I hadn’t run across a breakdown like this before. It’s a very practical thing to consider. What kind of reviewing am I providing my readers with? Are my reviews lacking something?

I’ve been working mostly according to the scholarly tradition (without the interpretation.) I am keenly interested in what the comic’s creator was trying to accomplish, why they might want that and how they did it. I also hope to discover what effect these things have on the reader and make that information of practical use. For my purposes, I might list something to definitely avoid doing but there is no need to dwell on a comic’s faults.

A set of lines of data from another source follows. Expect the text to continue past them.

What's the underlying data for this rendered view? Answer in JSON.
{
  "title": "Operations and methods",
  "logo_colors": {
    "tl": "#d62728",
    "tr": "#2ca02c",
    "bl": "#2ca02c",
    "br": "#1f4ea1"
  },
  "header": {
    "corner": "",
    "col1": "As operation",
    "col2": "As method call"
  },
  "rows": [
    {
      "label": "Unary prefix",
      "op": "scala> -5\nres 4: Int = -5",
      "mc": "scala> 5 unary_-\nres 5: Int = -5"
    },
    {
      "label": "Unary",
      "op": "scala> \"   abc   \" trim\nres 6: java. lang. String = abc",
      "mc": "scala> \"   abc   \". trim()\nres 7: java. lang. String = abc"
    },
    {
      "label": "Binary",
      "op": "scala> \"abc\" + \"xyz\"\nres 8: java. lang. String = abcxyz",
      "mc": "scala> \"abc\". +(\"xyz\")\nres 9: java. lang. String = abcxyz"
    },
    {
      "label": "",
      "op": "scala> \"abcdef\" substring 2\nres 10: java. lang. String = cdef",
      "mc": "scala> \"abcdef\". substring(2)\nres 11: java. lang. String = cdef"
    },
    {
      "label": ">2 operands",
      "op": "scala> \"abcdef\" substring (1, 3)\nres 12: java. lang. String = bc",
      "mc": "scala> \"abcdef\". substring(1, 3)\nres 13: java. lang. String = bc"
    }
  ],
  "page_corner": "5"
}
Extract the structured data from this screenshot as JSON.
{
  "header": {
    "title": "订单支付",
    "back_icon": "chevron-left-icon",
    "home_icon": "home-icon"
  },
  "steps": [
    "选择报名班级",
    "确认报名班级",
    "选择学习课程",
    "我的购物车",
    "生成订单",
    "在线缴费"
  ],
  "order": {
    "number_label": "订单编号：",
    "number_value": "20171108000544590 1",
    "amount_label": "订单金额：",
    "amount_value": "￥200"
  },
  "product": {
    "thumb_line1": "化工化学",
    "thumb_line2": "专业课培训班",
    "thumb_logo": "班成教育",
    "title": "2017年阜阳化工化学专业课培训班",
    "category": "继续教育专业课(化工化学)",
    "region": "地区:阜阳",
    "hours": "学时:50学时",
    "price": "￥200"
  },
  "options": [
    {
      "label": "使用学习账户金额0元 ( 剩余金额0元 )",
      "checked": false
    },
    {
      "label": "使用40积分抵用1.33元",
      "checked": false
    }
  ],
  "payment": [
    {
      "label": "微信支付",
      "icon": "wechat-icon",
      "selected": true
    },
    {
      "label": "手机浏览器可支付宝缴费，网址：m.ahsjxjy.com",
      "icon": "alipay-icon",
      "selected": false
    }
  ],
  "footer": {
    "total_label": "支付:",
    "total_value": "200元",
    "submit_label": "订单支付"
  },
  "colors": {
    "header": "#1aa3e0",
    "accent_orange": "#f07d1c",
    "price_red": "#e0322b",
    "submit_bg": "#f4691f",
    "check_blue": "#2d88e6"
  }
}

Up to this point, I haven’t felt like it’s up to me to tell a reader if they should or shouldn’t like the comic. Readers are smart – smart enough to glance at the sample image and read a bit of the review and then decide for themselves if they like the comic. Truthfully, I really haven’t liked many of the comics that I’ve reviewed. Most were just not my cup of tea. With a few exceptions, I haven’t see that as being the artist’s (or comic’s) fault, therefore I haven’t seen that as pertinent information to mention in a review. I’ve also been hesitant (due to being an artist) of giving too much opinion and looking like I’m trying to compete with other artists.

What I’ve been doing on ArtPatient is more analysis than review. I’m getting the sense that my ‘reviewing’ opinion is also desired. Now that I understand what the expectation is, it appears that an adjustment is in order. It looks like I need to feature my opinion very prominently in my Comic Fencing reviews and I should probably add some opinion to the What Did I Learn reviews at ArtPatient.

There is bound to be a learning curve for me as I make this part of my process. Feel free to comment on my progress and thanks for reading.